Kultur, Wissenschaft

Überrascht ist man vielleicht, hier eine kulturhistorische Abhandlung über Spielkarten zu finden (Pauser, Josef: „Welch Frevel! Jetzt erscheinen die kaiserlichen Edikte gar noch als Spielkarten.“ Thomas Murners juristisches Lehrkartenspiel über die „Institutionen“ Justinians. Heft 3/4). Offenbar in mnemotechnischer und didaktischer Absicht verfertigte ein humanistischer Kleriker und Jurist um 1500 ein Kartenspiel und wurde deswegen heftig kritisiert und in nicht ganz ungefährliche rhetorische Fehden verwickelt. Die interessante Frage nach dem „Juristischen“ stellt sich eine wissenschaftshistorische Abhandlung (Ebihara, Akio: Was ist „juristisch“ in der juristischen Methode des Staatsrechts im 19. Jahrhundert? Die Funktion des privatrechtlichen Begriffes der „juristischen Person“ in der staatsrechtlichen Diskussion um den Bundesstaatsbegriff. Heft 1/2), die sich mit der Methodenlehre bei Juristen wie Paul Laband Max von Seydel, Albert Haenel Friedrich Carl von Savigny und Otto von Gierke auseinandersetzt. Im Zusammenhang mit dem Gelehrtenstreit zwischen Nominalisten und Realisten - im Hintergrund stand die Frage nach den erkenntnistheoretischen Bedingungen von Recht - wäre, das wird leider ausgeblendet, vor allem die parallele Entwicklung der Philosphie und Erkenntnistheorie des Neukantianismus zur selben Zeit von Interesse gewesen.

Verfassung

Eine Studie beschäftigt sich mit den amerikanischen Einflüssen auf die deutsche Verfassung (Krüger, Peter: Einflüsse der Verfassung der Vereinigten Staaten auf die deutsche Verfassungsentwicklung. Heft 3/4), eine weitere konzentriert sich auf die Weimarer Verfassung (Gusy, Christoph: Die Änderung der Weimarer Reichsverfassung. Heft 1/2). Vor allem hinter dem unspektakulären Titel der zweitgenannten Studie vebirgt sich eine spannende Beschreibung der Diskussionen und verfassungsrechtlichen Interpretationskämpfe, die dem NS-Ermächtigungsgesetz und der völligen Destruktion aller Legalitätskultur vorausgingen.
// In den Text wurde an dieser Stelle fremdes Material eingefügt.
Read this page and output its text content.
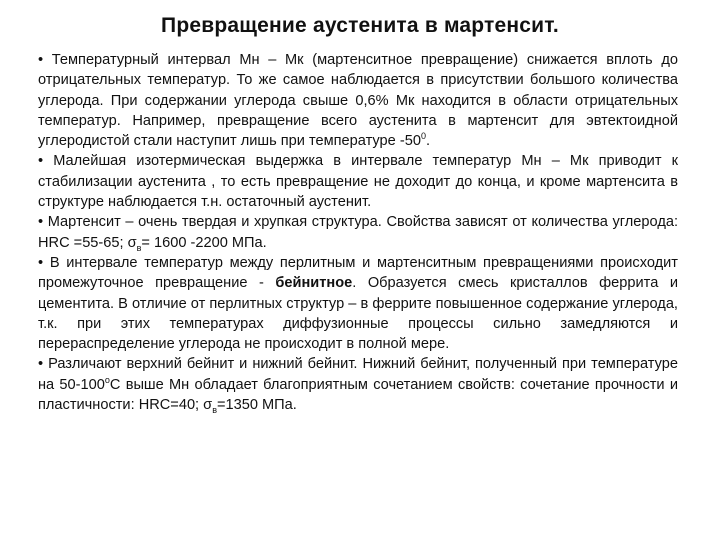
Превращение аустенита в мартенсит.

• Температурный интервал Мн – Мк (мартенситное превращение) снижается вплоть до отрицательных температур. То же самое наблюдается в присутствии большого количества углерода. При содержании углерода свыше 0,6% Мк находится в области отрицательных температур. Например, превращение всего аустенита в мартенсит для эвтектоидной углеродистой стали наступит лишь при температуре $-50^0$.

• Малейшая изотермическая выдержка в интервале температур Мн – Мк приводит к стабилизации аустенита , то есть превращение не доходит до конца, и кроме мартенсита в структуре наблюдается т.н. остаточный аустенит.

• Мартенсит – очень твердая и хрупкая структура. Свойства зависят от количества углерода: HRC =55-65; $\sigma_в= 1600$ -2200 МПа.

• В интервале температур между перлитным и мартенситным превращениями происходит промежуточное превращение - бейнитное. Образуется смесь кристаллов феррита и цементита. В отличие от перлитных структур – в феррите повышенное содержание углерода, т.к. при этих температурах диффузионные процессы сильно замедляются и перераспределение углерода не происходит в полной мере.

• Различают верхний бейнит и нижний бейнит. Нижний бейнит, полученный при температуре на $50-100^оС$ выше Мн обладает благоприятным сочетанием свойств: сочетание прочности и пластичности: HRC=40; $\sigma_в=1350$ МПа.
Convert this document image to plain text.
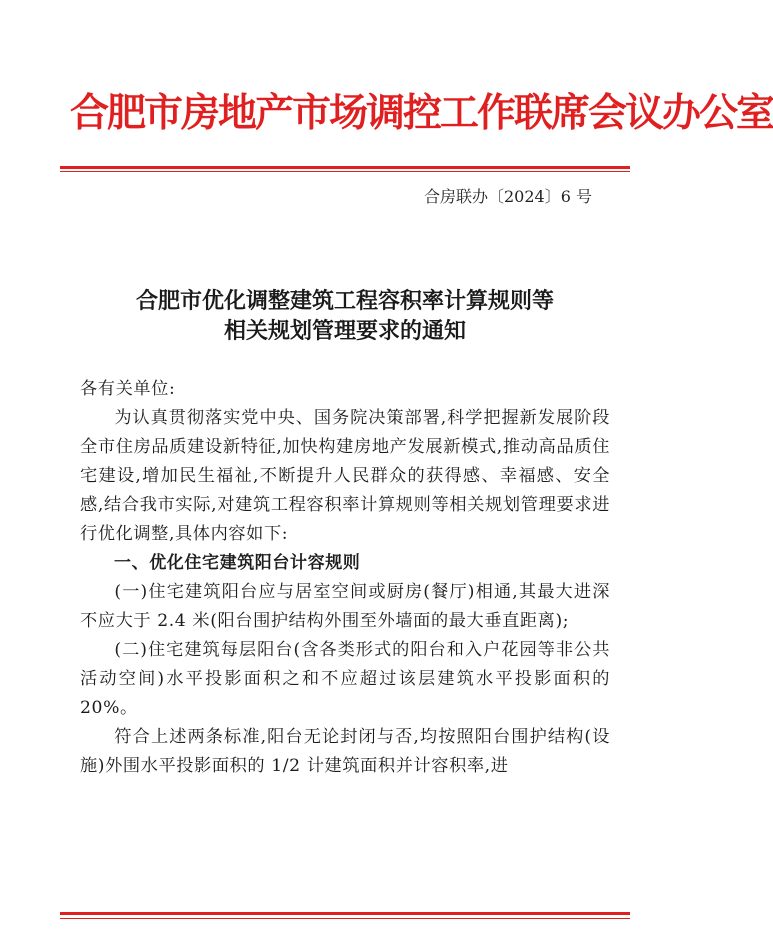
合肥市房地产市场调控工作联席会议办公室
合房联办〔2024〕6 号
合肥市优化调整建筑工程容积率计算规则等
相关规划管理要求的通知

各有关单位:

为认真贯彻落实党中央、国务院决策部署,科学把握新发展阶段全市住房品质建设新特征,加快构建房地产发展新模式,推动高品质住宅建设,增加民生福祉,不断提升人民群众的获得感、幸福感、安全感,结合我市实际,对建筑工程容积率计算规则等相关规划管理要求进行优化调整,具体内容如下:

一、优化住宅建筑阳台计容规则

(一)住宅建筑阳台应与居室空间或厨房(餐厅)相通,其最大进深不应大于 2.4 米(阳台围护结构外围至外墙面的最大垂直距离);

(二)住宅建筑每层阳台(含各类形式的阳台和入户花园等非公共活动空间)水平投影面积之和不应超过该层建筑水平投影面积的 20%。

符合上述两条标准,阳台无论封闭与否,均按照阳台围护结构(设施)外围水平投影面积的 1/2 计建筑面积并计容积率,进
NS-Juristen, revisionistisch betrachtet

Zwei Arbeiten beleuchten die Rolle von prominenten NS-Juristen, von Karl Larenz (Kokert, Josef: Briefe, die Geschichte schreiben. Karl Larenz und die nationalsozialistische Zeit. Heft1/2) und Carl Schmitt (Lorenz, Frank Lucien - Carl Schmitt: Juristische Form kraft Repräsentation im Staats- und Strafverfahrensrecht. Heft 3/4). Leider enthalten sich diese Arbeiten nicht einer gewissen Apologetik und versuchen die betreffenden Juristen zu rehabilitieren. Dies ist mindestens so unsachlich wie jede hysterische Stigmatisierung, die letztlich Tabus und Denkverbote konstituiert. Immerhin bringen beide Aufsätze interessante Anregungen und Hinweise.

Geschichte

Drei Arbeiten befassen sich mit historischen Gegenständen. Detailliert werden die rechtlichen Rahmenbedingungen des Straßenbaus im 18. Jahrhundert (Wunder, Bernd: Der Kaiser, die Reichskreise und der Chausseebau im 18. Jahrhundert. Heft 1/2) nachgezeichnet und analysiert. Besonders interessant erscheint weiters eine Untersuchung zur Transformation der juristischen Kultur in der Sowjetischen Besatzungszone und der frühen DDR (Diestelkamp, Bernhard: Zur Rolle der Rechtswissenschaft in der Sowjetisch Besetzten Zone Deutschlands und der frühen Demokratischen Republik. Heft 1/2). Die dritte historische Studie analysiert die revolutionäre Situation von 1848 aus Sicht zeitgenössischer Juristen (Kühne, Jörg-Detlev: Die Revolution von 1848/49 als Umbruch für Recht und Juristen. Heft 3/4).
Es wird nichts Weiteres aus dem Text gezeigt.